Vector calculus index notation

[Physgeek64]

Homework Statement

prove grad(a.grad(r^-1))= -curl(a cross grad (r^-1))

Homework Equations

curl(a x b)= (b dot grad)a - (a dot grad)b +a(div b) - b(div a )

The Attempt at a Solution

Im trying to use index notation and get
di (aj (grad(r^-1))j)
=grad(r^-1) di(aj) +aj(di grad(r^-1))j

which is obviously not right. I've tried attacking the problem from the reverse direction and haven't had much luck there either.

Thank you :)

 

[jedishrfu]

Can you provide more details? Is A a constant vector not dependent on r, theta, phi?

Have you looked at the vector identities in spherical coordinates for curl, div and grad?

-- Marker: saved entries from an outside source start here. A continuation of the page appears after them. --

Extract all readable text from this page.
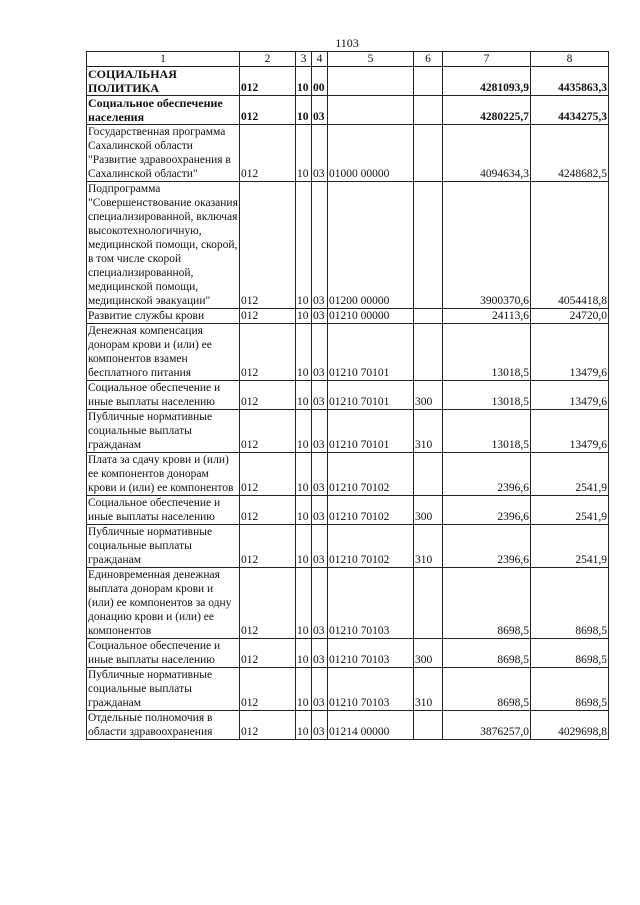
1103
1	2	3	4	5	6	7	8
СОЦИАЛЬНАЯ ПОЛИТИКА	012	10	00			4281093,9	4435863,3
Социальное обеспечение населения	012	10	03			4280225,7	4434275,3
Государственная программа Сахалинской области "Развитие здравоохранения в Сахалинской области"	012	10	03	01000 00000		4094634,3	4248682,5
Подпрограмма "Совершенствование оказания специализированной, включая высокотехнологичную, медицинской помощи, скорой, в том числе скорой специализированной, медицинской помощи, медицинской эвакуации"	012	10	03	01200 00000		3900370,6	4054418,8
Развитие службы крови	012	10	03	01210 00000		24113,6	24720,0
Денежная компенсация донорам крови и (или) ее компонентов взамен бесплатного питания	012	10	03	01210 70101		13018,5	13479,6
Социальное обеспечение и иные выплаты населению	012	10	03	01210 70101	300	13018,5	13479,6
Публичные нормативные социальные выплаты гражданам	012	10	03	01210 70101	310	13018,5	13479,6
Плата за сдачу крови и (или) ее компонентов донорам крови и (или) ее компонентов	012	10	03	01210 70102		2396,6	2541,9
Социальное обеспечение и иные выплаты населению	012	10	03	01210 70102	300	2396,6	2541,9
Публичные нормативные социальные выплаты гражданам	012	10	03	01210 70102	310	2396,6	2541,9
Единовременная денежная выплата донорам крови и (или) ее компонентов за одну донацию крови и (или) ее компонентов	012	10	03	01210 70103		8698,5	8698,5
Социальное обеспечение и иные выплаты населению	012	10	03	01210 70103	300	8698,5	8698,5
Публичные нормативные социальные выплаты гражданам	012	10	03	01210 70103	310	8698,5	8698,5
Отдельные полномочия в области здравоохранения	012	10	03	01214 00000		3876257,0	4029698,8
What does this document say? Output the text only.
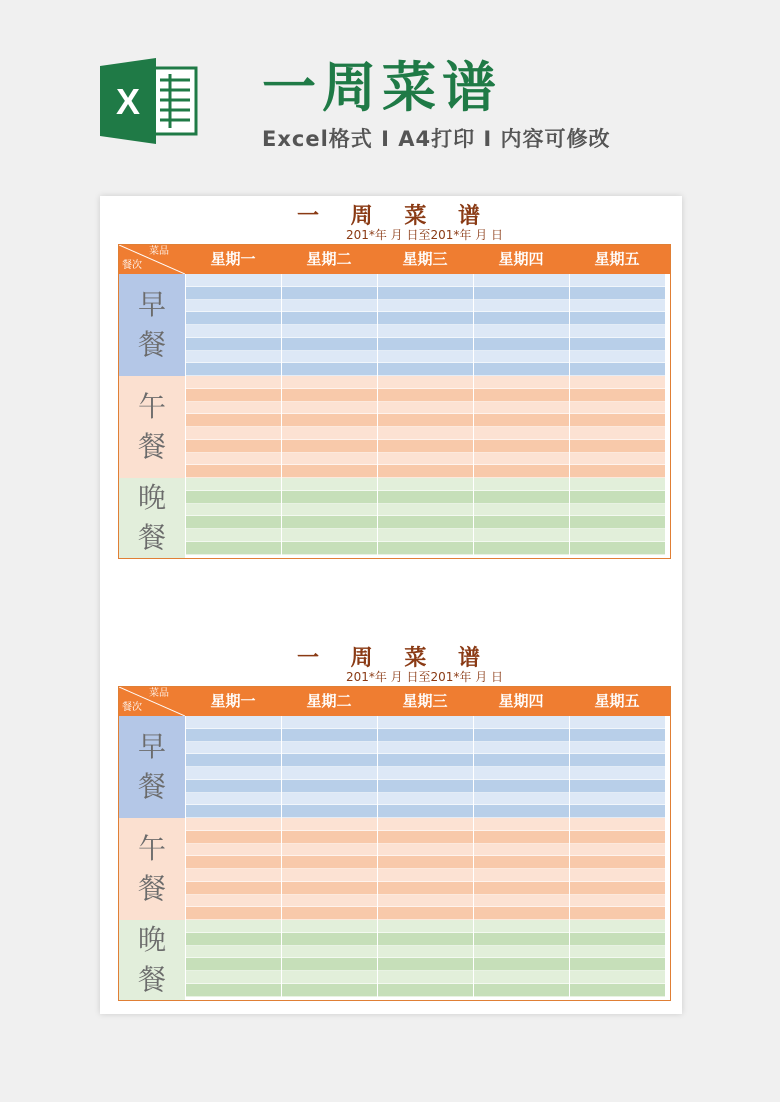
X 一周菜谱
Excel格式 I A4打印 I 内容可修改
一 周 菜 谱
201*年 月 日至201*年 月 日
菜品
餐次	星期一	星期二	星期三	星期四	星期五
早
餐
午
餐
晚
餐
一 周 菜 谱
201*年 月 日至201*年 月 日
菜品
餐次	星期一	星期二	星期三	星期四	星期五
早
餐
午
餐
晚
餐
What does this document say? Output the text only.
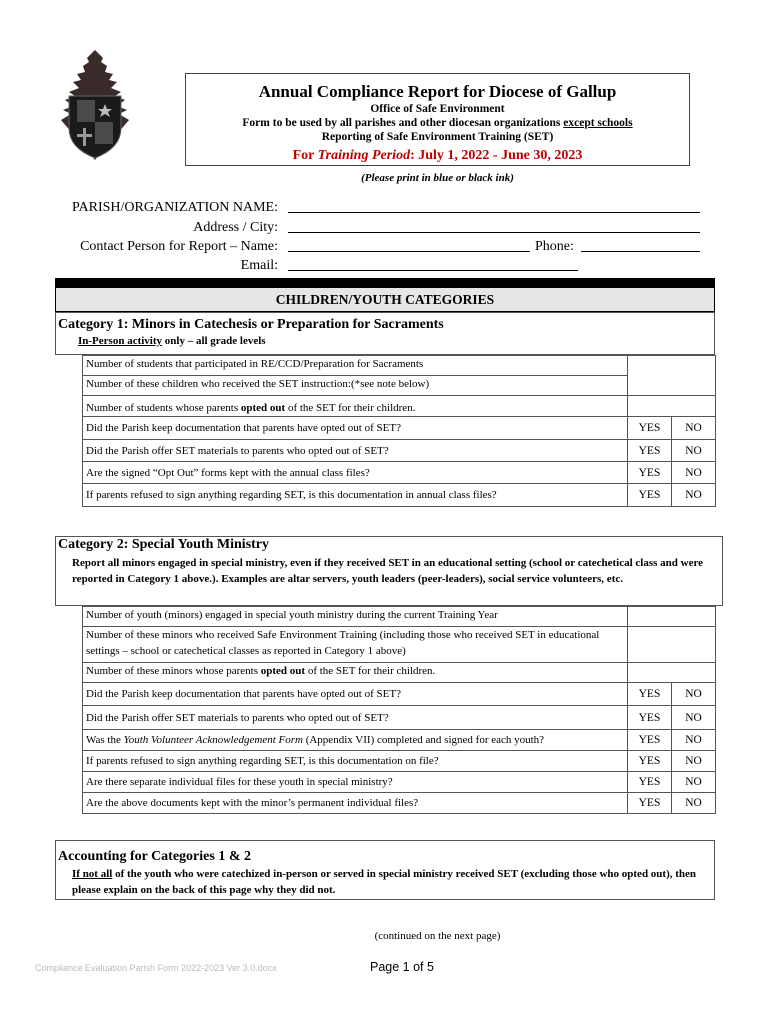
Annual Compliance Report for Diocese of Gallup
Office of Safe Environment
Form to be used by all parishes and other diocesan organizations except schools
Reporting of Safe Environment Training (SET)
For Training Period: July 1, 2022 - June 30, 2023
(Please print in blue or black ink)
PARISH/ORGANIZATION NAME:
Address / City:
Contact Person for Report – Name:	Phone:
Email:
CHILDREN/YOUTH CATEGORIES
Category 1: Minors in Catechesis or Preparation for Sacraments
In-Person activity only – all grade levels
Number of students that participated in RE/CCD/Preparation for Sacraments		
Number of these children who received the SET instruction:(*see note below)		
Number of students whose parents opted out of the SET for their children.		
Did the Parish keep documentation that parents have opted out of SET?	YES	NO
Did the Parish offer SET materials to parents who opted out of SET?	YES	NO
Are the signed “Opt Out” forms kept with the annual class files?	YES	NO
If parents refused to sign anything regarding SET, is this documentation in annual class files?	YES	NO
Category 2: Special Youth Ministry
Report all minors engaged in special ministry, even if they received SET in an educational setting (school or catechetical class and were reported in Category 1 above.). Examples are altar servers, youth leaders (peer-leaders), social service volunteers, etc.
Number of youth (minors) engaged in special youth ministry during the current Training Year		
Number of these minors who received Safe Environment Training (including those who received SET in educational settings – school or catechetical classes as reported in Category 1 above)		
Number of these minors whose parents opted out of the SET for their children.		
Did the Parish keep documentation that parents have opted out of SET?	YES	NO
Did the Parish offer SET materials to parents who opted out of SET?	YES	NO
Was the Youth Volunteer Acknowledgement Form (Appendix VII) completed and signed for each youth?	YES	NO
If parents refused to sign anything regarding SET, is this documentation on file?	YES	NO
Are there separate individual files for these youth in special ministry?	YES	NO
Are the above documents kept with the minor’s permanent individual files?	YES	NO
Accounting for Categories 1 & 2
If not all of the youth who were catechized in-person or served in special ministry received SET (excluding those who opted out), then please explain on the back of this page why they did not.
(continued on the next page)
Compliance Evaluation Parish Form 2022-2023 Ver 3.0.docx	Page 1 of 5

Try to solve it without going to index notation.

 

[jedishrfu]

Try starting with ##\nabla( A \cdot B ) = (B \cdot \nabla ) A + (A \cdot \nabla) B + B \times (\nabla \times A) + A \times (\nabla \times B)##

 

[Physgeek64]

Try starting with ##\nabla( A \cdot B ) = (B \cdot \nabla ) A + (A \cdot \nabla) B + B \times (\nabla \times A) + A \times (\nabla \times B)##

Hi thank you for replying!
Sorry, a is a constant vector and r is (X,y,z)

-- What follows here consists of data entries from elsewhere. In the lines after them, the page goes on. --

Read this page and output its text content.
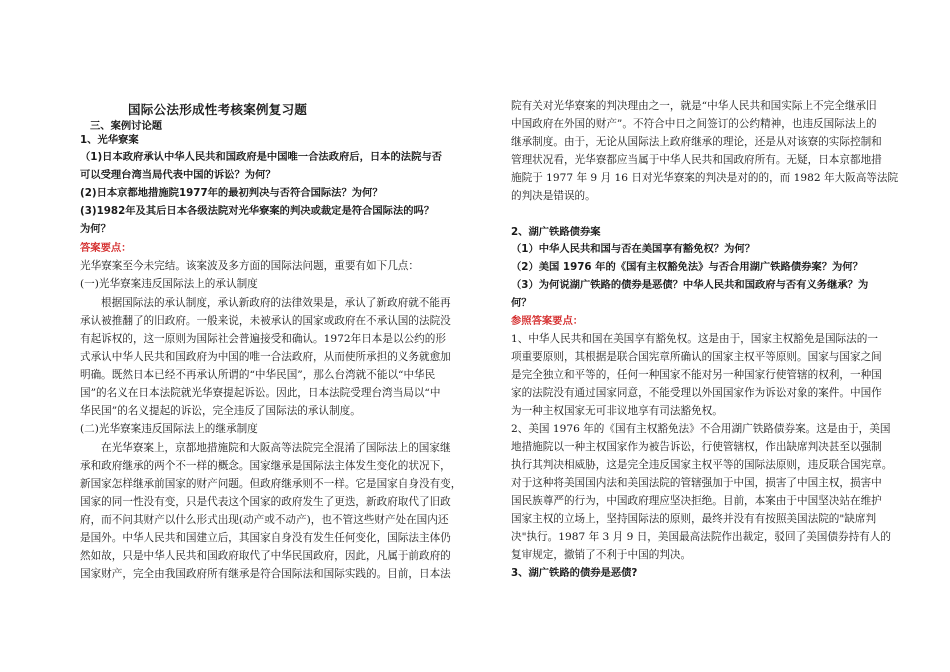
国际公法形成性考核案例复习题
三、案例讨论题
1、光华寮案
（1)日本政府承认中华人民共和国政府是中国唯一合法政府后，日本的法院与否
可以受理台湾当局代表中国的诉讼？为何？
(2)日本京都地措施院1977年的最初判决与否符合国际法？为何？
(3)1982年及其后日本各级法院对光华寮案的判决或裁定是符合国际法的吗？
为何？
答案要点：
光华寮案至今未完结。该案波及多方面的国际法问题，重要有如下几点：
(一)光华寮案违反国际法上的承认制度
根据国际法的承认制度，承认新政府的法律效果是，承认了新政府就不能再
承认被推翻了的旧政府。一般来说，未被承认的国家或政府在不承认国的法院没
有起诉权的，这一原则为国际社会普遍接受和确认。1972年日本是以公约的形
式承认中华人民共和国政府为中国的唯一合法政府，从而使所承担的义务就愈加
明确。既然日本已经不再承认所谓的“中华民国”，那么台湾就不能以“中华民
国”的名义在日本法院就光华寮提起诉讼。因此，日本法院受理台湾当局以“中
华民国”的名义提起的诉讼，完全违反了国际法的承认制度。
(二)光华寮案违反国际法上的继承制度
在光华寮案上，京都地措施院和大阪高等法院完全混淆了国际法上的国家继
承和政府继承的两个不一样的概念。国家继承是国际法主体发生变化的状况下，
新国家怎样继承前国家的财产问题。但政府继承则不一样。它是国家自身没有变，
国家的同一性没有变，只是代表这个国家的政府发生了更迭，新政府取代了旧政
府，而不问其财产以什么形式出现(动产或不动产)，也不管这些财产处在国内还
是国外。中华人民共和国建立后，其国家自身没有发生任何变化，国际法主体仍
然如故，只是中华人民共和国政府取代了中华民国政府，因此，凡属于前政府的
国家财产，完全由我国政府所有继承是符合国际法和国际实践的。目前，日本法
院有关对光华寮案的判决理由之一，就是“中华人民共和国实际上不完全继承旧
中国政府在外国的财产”。不符合中日之间签订的公约精神，也违反国际法上的
继承制度。由于，无论从国际法上政府继承的理论，还是从对该寮的实际控制和
管理状况看，光华寮都应当属于中华人民共和国政府所有。无疑，日本京都地措
施院于 1977 年 9 月 16 日对光华寮案的判决是对的的，而 1982 年大阪高等法院
的判决是错误的。
2、湖广铁路债券案
（1）中华人民共和国与否在美国享有豁免权？为何？
（2）美国 1976 年的《国有主权豁免法》与否合用湖广铁路债券案？为何？
（3）为何说湖广铁路的债券是恶债？中华人民共和国政府与否有义务继承？为
何？
参照答案要点：
1、中华人民共和国在美国享有豁免权。这是由于，国家主权豁免是国际法的一
项重要原则，其根据是联合国宪章所确认的国家主权平等原则。国家与国家之间
是完全独立和平等的，任何一种国家不能对另一种国家行使管辖的权利，一种国
家的法院没有通过国家同意，不能受理以外国国家作为诉讼对象的案件。中国作
为一种主权国家无可非议地享有司法豁免权。
2、美国 1976 年的《国有主权豁免法》不合用湖广铁路债券案。这是由于，美国
地措施院以一种主权国家作为被告诉讼，行使管辖权，作出缺席判决甚至以强制
执行其判决相威胁，这是完全违反国家主权平等的国际法原则，违反联合国宪章。
对于这种将美国国内法和美国法院的管辖强加于中国，损害了中国主权，损害中
国民族尊严的行为，中国政府理应坚决拒绝。目前，本案由于中国坚决站在维护
国家主权的立场上，坚持国际法的原则，最终并没有有按照美国法院的"缺席判
决"执行。1987 年 3 月 9 日，美国最高法院作出裁定，驳回了美国债券持有人的
复审规定，撤销了不利于中国的判决。
3、湖广铁路的债券是恶债?
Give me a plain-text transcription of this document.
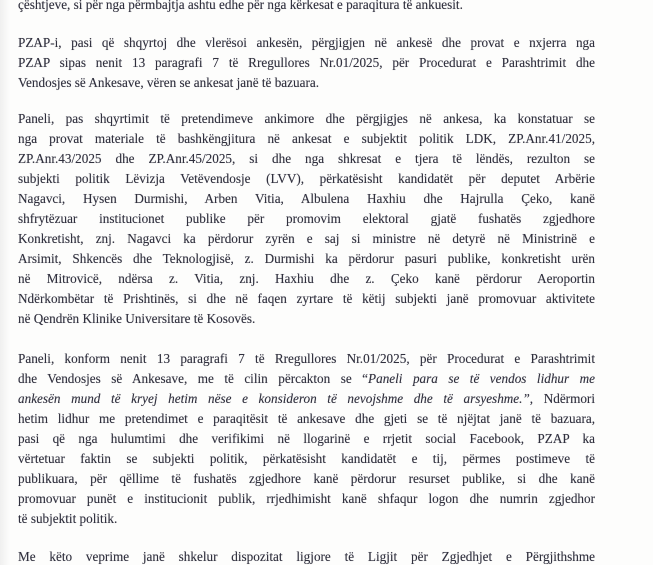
çështjeve, si për nga përmbajtja ashtu edhe për nga kërkesat e paraqitura të ankuesit.
PZAP-i, pasi që shqyrtoj dhe vlerësoi ankesën, përgjigjen në ankesë dhe provat e nxjerra nga
PZAP sipas nenit 13 paragrafi 7 të Rregullores Nr.01/2025, për Procedurat e Parashtrimit dhe
Vendosjes së Ankesave, vëren se ankesat janë të bazuara.
Paneli, pas shqyrtimit të pretendimeve ankimore dhe përgjigjes në ankesa, ka konstatuar se
nga provat materiale të bashkëngjitura në ankesat e subjektit politik LDK, ZP.Anr.41/2025,
ZP.Anr.43/2025 dhe ZP.Anr.45/2025, si dhe nga shkresat e tjera të lëndës, rezulton se
subjekti politik Lëvizja Vetëvendosje (LVV), përkatësisht kandidatët për deputet Arbërie
Nagavci, Hysen Durmishi, Arben Vitia, Albulena Haxhiu dhe Hajrulla Çeko, kanë
shfrytëzuar institucionet publike për promovim elektoral gjatë fushatës zgjedhore
Konkretisht, znj. Nagavci ka përdorur zyrën e saj si ministre në detyrë në Ministrinë e
Arsimit, Shkencës dhe Teknologjisë, z. Durmishi ka përdorur pasuri publike, konkretisht urën
në Mitrovicë, ndërsa z. Vitia, znj. Haxhiu dhe z. Çeko kanë përdorur Aeroportin
Ndërkombëtar të Prishtinës, si dhe në faqen zyrtare të këtij subjekti janë promovuar aktivitete
në Qendrën Klinike Universitare të Kosovës.
Paneli, konform nenit 13 paragrafi 7 të Rregullores Nr.01/2025, për Procedurat e Parashtrimit
dhe Vendosjes së Ankesave, me të cilin përcakton se “Paneli para se të vendos lidhur me
ankesën mund të kryej hetim nëse e konsideron të nevojshme dhe të arsyeshme.”, Ndërmori
hetim lidhur me pretendimet e paraqitësit të ankesave dhe gjeti se të njëjtat janë të bazuara,
pasi që nga hulumtimi dhe verifikimi në llogarinë e rrjetit social Facebook, PZAP ka
vërtetuar faktin se subjekti politik, përkatësisht kandidatët e tij, përmes postimeve të
publikuara, për qëllime të fushatës zgjedhore kanë përdorur resurset publike, si dhe kanë
promovuar punët e institucionit publik, rrjedhimisht kanë shfaqur logon dhe numrin zgjedhor
të subjektit politik.
Me këto veprime janë shkelur dispozitat ligjore të Ligjit për Zgjedhjet e Përgjithshme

I have not come across this identity. Any hints on how to prove it?

 

[jedishrfu]

Here's a more complete list of identities:

https://en.wikipedia.org/wiki/Vector_calculus_identities

Off hand I don't know how to prove this particular identity but often when presented with a problem such as yours you can use the identities transform the left had side to the right hand side or vice versa.to "prove" it.

 

[PeroK]

Homework Statement

prove grad(a.grad(r^-1))= -curl(a cross grad (r^-1))

Homework Equations

curl(a x b)= (b dot grad)a - (a dot grad)b +a(div b) - b(div a )

The Attempt at a Solution

Im trying to use index notation and get
di (aj (grad(r^-1))j)
=grad(r^-1) di(aj) +aj(di grad(r^-1))j

which is obviously not right. I've tried attacking the problem from the reverse direction and haven't had much luck there either.

Thank you :)

Time to learn some latex, I suggest!

 

[jedishrfu]

Some latex codes:

http://web.ift.uib.no/Teori/KURS/WRK/TeX/symALL.html

in particular look at vector operators \nabla for the del operator,\cdot for the inner-product and \times for the cross-product. This site uses mathjax for display. Mathjax looks for expressions bracketted by double # characters.

 

[Physgeek64]

Here's a more complete list of identities:

https://en.wikipedia.org/wiki/Vector_calculus_identities

Off hand I don't know how to prove this particular identity but often when presented with a problem such as yours you can use the identities transform the left had side to the right hand side or vice versa.to "prove" it.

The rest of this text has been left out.